Rainald Grebe macht Reha auf der Bühne

Drei Stunden zum Ausleben

Vier Männer und die Vaskulitis: Wenn Rainald Grebe mit seiner Band die Bühne betritt, wie am Dienstag in Stuttgart, dann ist die Krankheit immer dabei. Vaskulitis ist eine Autoimmunkrankheit, die zu Schlaganfällen führt. Vielen Schlaganfällen: Allein in den letzten zwei Jahren hatte Grebe elf, 2017 war der erste. Der mehrfach preisgekrönte Kabarettist und Musiker ist jüngst 52 geworden. Und wenn er nicht gerade im Krankenhaus oder in der Reha ist, wenn er keinen Rollator braucht und halbwegs klar sprechen kann, dann will er sein Leben wiederhaben. Seinen Alltag, die Bühne, das Publikum. Rei in der Tube, finstere Bühneneingänge und halbe Semmeln mit wellig gewordenem Käse. Weil Grebe Grebe ist, gibt es darüber ein Lied.

Das Stuttgarter Publikum im fast ausverkauften Theaterhaus-T2 liebte ihm am Dienstag spürbar entgegen. Und ahnte einen Abend lang, bis nach 23 Uhr, wie es sich wohl anfühlt, wenn die Vaskulitis immer da ist.

Wer nicht spürte, konnte hören: Über Künstler, die bei bester Gesundheit ihre Rente herbeisehnen, schrieb Grebe ein Spottliedchen. Kindheits-Erinnerungs-Songs, die man aus den Grebe-Programmen kennt, klingen heute kämpferisch: „Ich will mich ausleben“, und das eben nicht nur bis zum sicheren Ende der Straße, liebe Mama.

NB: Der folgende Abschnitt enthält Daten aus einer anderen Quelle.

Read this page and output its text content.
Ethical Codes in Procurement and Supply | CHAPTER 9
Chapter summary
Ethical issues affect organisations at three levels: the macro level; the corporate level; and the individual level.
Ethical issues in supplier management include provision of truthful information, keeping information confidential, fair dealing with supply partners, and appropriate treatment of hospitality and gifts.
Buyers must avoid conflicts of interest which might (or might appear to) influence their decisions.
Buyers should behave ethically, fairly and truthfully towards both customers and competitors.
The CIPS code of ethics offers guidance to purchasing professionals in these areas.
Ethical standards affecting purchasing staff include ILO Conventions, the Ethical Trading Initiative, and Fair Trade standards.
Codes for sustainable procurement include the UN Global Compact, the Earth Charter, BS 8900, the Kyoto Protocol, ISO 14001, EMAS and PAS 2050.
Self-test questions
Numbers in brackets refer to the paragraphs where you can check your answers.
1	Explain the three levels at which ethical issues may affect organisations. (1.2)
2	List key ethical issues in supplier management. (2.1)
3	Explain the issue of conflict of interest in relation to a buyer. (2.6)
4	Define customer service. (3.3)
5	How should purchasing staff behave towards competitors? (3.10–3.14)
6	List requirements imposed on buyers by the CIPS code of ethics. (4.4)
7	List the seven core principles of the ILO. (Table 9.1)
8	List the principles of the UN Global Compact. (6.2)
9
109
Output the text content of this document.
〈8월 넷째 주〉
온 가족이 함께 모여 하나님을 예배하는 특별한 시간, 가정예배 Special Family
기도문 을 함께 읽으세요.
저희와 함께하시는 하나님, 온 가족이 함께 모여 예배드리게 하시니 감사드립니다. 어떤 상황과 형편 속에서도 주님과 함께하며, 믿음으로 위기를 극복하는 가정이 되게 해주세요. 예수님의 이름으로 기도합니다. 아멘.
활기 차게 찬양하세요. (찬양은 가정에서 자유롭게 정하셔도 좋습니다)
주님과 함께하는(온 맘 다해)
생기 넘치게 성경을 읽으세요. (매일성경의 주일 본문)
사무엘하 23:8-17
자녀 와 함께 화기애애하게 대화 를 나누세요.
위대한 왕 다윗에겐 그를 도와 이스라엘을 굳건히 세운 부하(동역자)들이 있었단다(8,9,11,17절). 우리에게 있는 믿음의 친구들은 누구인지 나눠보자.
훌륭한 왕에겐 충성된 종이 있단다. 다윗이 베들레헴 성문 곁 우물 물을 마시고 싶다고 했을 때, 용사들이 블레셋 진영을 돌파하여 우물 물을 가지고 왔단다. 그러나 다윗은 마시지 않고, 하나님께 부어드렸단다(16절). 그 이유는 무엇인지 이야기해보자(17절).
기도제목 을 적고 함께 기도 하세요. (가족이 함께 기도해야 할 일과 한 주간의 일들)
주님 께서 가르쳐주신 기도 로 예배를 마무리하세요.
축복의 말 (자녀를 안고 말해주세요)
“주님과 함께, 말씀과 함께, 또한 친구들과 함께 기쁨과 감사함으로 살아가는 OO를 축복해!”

Der Abend begann und endete mit dem Tod. Los ging es mit einem Moll-Akkord, Bühnennebel und der Fontane-Ballade „John Maynard“ mit dem hypnotischen „Noch 15 Minuten bis Buffalo!“ und dem tränenreichen Begräbnis. Am Ende des Programms kam Grebes Lied über den Tod, der in der Kantine Menü 2 isst, beim Tanzen sacht mit der Hüfte wippt und „see you soon“ sagt.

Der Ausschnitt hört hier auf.